The Trump administration has argued that the judiciary should stay out of the case. The appeals court strongly disagrees as a matter of constitutional principles.
Skepticism of the administration
At this point, however, we cannot rely upon the government's contention that the executive order no longer applies to lawful permanent residents. … Moreover, in light of the government's shifting interpretations of the executive order, we cannot say that the current interpretation by White House counsel, even if authoritative and binding, will persist past the immediate stage of these proceedings.

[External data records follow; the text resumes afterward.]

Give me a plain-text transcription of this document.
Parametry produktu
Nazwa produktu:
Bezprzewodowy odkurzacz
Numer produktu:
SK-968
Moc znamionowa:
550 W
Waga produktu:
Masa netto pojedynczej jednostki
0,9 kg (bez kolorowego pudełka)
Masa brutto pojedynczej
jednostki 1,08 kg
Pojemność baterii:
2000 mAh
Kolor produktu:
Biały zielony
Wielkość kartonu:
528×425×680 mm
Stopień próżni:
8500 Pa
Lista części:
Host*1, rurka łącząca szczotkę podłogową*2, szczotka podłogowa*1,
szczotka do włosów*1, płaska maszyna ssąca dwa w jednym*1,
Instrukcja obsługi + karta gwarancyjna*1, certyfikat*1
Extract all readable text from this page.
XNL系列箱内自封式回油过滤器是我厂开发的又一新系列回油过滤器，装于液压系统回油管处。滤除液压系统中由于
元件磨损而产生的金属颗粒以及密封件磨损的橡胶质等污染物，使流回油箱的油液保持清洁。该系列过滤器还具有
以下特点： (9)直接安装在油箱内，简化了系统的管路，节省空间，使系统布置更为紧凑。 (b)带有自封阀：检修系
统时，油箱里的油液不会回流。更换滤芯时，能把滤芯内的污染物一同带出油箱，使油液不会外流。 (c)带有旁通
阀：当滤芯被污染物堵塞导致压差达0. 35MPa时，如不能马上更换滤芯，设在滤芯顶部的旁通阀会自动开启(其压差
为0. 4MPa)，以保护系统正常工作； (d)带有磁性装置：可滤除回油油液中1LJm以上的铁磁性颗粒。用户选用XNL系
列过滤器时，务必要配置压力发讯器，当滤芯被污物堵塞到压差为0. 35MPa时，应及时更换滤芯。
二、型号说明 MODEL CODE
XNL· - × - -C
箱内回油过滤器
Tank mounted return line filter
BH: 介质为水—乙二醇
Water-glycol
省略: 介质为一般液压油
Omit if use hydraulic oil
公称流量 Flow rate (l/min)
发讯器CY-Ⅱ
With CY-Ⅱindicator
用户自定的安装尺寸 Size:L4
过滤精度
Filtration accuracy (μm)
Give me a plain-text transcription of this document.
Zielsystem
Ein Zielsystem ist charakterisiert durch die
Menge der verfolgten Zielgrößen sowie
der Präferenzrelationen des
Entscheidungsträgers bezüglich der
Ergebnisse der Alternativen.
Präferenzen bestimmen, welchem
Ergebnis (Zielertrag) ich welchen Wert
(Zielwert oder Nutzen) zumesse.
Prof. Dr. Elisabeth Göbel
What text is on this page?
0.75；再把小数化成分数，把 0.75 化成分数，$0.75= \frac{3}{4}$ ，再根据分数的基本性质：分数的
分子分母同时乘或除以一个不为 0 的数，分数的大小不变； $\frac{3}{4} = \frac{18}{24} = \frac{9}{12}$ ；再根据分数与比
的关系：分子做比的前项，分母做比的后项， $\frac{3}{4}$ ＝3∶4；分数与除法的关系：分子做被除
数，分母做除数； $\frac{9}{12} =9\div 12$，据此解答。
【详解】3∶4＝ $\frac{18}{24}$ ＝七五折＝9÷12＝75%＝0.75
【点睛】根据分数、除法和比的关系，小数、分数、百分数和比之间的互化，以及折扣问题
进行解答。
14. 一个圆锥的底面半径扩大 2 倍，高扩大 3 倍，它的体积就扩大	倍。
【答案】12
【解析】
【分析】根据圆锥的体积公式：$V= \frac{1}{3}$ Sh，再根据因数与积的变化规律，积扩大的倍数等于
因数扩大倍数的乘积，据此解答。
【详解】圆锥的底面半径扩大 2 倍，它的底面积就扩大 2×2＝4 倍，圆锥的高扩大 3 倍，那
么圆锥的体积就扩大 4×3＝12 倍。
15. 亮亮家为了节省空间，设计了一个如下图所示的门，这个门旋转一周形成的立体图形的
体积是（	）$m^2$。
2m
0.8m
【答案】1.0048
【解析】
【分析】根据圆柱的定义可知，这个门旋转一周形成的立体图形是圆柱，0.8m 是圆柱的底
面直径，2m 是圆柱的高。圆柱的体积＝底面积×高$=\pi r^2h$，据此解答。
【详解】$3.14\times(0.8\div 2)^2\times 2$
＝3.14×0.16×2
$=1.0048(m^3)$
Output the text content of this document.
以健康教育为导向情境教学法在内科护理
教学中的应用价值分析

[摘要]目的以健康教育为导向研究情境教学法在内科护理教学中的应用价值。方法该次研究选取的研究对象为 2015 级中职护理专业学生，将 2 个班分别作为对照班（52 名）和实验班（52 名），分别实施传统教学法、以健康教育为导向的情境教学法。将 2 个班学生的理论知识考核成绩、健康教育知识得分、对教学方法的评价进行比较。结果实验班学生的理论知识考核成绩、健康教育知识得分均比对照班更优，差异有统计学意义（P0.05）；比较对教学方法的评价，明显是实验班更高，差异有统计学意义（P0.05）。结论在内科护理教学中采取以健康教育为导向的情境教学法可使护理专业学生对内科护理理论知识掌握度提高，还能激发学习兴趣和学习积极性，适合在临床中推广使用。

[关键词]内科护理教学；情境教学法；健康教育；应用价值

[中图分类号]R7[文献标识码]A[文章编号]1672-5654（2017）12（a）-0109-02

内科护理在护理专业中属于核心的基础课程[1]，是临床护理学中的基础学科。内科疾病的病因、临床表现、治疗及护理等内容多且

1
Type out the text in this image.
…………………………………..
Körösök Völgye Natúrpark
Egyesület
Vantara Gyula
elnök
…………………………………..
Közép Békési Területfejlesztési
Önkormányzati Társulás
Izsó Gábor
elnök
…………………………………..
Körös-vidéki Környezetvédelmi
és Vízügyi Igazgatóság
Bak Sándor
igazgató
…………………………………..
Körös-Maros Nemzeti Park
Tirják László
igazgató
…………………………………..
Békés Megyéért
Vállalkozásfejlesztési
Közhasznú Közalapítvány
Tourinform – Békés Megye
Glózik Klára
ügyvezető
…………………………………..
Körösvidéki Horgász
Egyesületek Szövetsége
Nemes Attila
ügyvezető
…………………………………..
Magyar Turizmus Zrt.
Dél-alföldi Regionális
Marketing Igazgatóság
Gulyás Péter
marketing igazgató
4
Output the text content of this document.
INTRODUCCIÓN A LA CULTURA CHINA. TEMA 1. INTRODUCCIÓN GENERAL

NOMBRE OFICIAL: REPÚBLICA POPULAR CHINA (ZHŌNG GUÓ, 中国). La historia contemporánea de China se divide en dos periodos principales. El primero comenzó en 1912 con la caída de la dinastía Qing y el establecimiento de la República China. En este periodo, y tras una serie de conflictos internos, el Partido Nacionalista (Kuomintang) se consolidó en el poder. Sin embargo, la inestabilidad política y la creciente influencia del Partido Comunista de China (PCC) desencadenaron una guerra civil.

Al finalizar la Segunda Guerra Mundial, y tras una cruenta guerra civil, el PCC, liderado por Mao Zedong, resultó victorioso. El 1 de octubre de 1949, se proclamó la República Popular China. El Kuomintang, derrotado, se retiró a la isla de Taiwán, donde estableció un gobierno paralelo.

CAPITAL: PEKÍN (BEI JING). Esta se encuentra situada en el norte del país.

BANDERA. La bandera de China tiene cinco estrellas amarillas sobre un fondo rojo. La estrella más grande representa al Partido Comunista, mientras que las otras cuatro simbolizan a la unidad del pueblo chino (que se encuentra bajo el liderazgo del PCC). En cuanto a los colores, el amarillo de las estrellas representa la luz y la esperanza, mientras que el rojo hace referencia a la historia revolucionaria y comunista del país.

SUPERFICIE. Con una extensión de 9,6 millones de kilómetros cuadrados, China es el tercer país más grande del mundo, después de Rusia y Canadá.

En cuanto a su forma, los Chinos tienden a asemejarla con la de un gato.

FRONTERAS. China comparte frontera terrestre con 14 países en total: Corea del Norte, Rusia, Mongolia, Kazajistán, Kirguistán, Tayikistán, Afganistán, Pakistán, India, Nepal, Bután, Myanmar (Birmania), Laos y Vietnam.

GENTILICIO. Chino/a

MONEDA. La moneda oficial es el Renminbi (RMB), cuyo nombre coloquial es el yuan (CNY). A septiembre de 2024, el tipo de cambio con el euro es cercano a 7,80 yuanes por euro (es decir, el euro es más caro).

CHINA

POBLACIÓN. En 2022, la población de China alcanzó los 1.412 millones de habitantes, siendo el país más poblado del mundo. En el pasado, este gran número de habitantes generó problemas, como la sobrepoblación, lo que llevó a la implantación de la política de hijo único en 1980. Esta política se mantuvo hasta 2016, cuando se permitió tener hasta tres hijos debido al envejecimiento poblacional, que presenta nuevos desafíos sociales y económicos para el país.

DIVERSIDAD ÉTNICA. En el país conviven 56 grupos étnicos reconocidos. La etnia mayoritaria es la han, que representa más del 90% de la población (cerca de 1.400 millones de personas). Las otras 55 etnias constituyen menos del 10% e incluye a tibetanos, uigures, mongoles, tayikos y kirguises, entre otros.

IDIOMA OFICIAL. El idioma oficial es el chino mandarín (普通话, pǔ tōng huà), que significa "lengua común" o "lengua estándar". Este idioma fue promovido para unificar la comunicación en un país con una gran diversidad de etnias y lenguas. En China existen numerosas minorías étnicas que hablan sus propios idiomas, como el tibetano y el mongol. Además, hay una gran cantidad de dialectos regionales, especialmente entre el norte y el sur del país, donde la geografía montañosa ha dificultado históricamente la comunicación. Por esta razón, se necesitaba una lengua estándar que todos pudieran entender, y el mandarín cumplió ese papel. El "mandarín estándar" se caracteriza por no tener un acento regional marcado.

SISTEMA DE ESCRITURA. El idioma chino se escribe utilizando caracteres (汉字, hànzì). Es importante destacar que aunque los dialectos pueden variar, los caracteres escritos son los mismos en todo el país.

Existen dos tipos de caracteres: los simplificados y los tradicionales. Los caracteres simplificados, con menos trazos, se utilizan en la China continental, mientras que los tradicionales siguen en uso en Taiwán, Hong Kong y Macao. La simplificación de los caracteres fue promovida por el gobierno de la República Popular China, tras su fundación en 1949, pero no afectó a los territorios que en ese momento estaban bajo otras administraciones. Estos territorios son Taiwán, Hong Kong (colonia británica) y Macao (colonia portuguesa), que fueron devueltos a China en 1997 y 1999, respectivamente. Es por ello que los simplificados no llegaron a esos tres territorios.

Several days after Trump issued his executive order, the administration partially pulled back with a directive from the president's White House counsel, Donald F. McGahn II, saying it would not apply to those who hold green cards. The judges are dubious about the credibility of what the executive branch says is happening.
Questions of due process
The government has not shown that the executive order provides what due process requires, such as notice and a hearing prior to restricting an individual's ability to travel. … The procedural protections provided by the Fifth Amendment's due process clause are not limited to citizens. Rather, they "appl[y] to all 'persons' within the United States, including aliens," regardless of "whether their presence here is lawful, unlawful, temporary, or permanent." … These rights also apply to certain aliens attempting to re-enter the United States after traveling abroad.
This is the core of the ruling. The court thinks it is likely that the executive order will eventually be struck down as an unconstitutional violation of people's due process rights.
[She showed up yearly to meet immigration agents. Now they're deporting her.]
No immediate need
The government has not shown that a stay is necessary to avoid irreparable injury. … Despite the district court's and our own repeated invitations to explain the urgent need for the executive order to be placed immediately into effect, the government submitted no evidence to rebut the states' argument that the district court's order merely returned the nation temporarily to the position it has occupied for many previous years. The government has pointed to no evidence that any alien from any of the countries named in the order has perpetrated a terrorist attack in the United States.
…
Aspects of the public interest favor both sides, as evidenced by the massive attention this case has garnered at even the most preliminary stages. On the one hand, the public has a powerful interest in national security and in the ability of an elected president to enact policies. And on the other, the public also has an interest in free flow of travel, in avoiding separation of families, and in freedom from discrimination. We need not characterize the public interest more definitely than this; when considered alongside the hardships discussed above, these competing public interests do not justify a stay.
In deciding whether to let the executive order be enforced while the arguments are more fully litigated, the courts have to weigh the potential injury to the people who would be affected by the travel ban against the potential injury to society from blocking the order in the interim. Because the Trump administration offered no evidence suggesting that the prior system was inadequate for screening visitors from the seven countries, the court ruled against the government.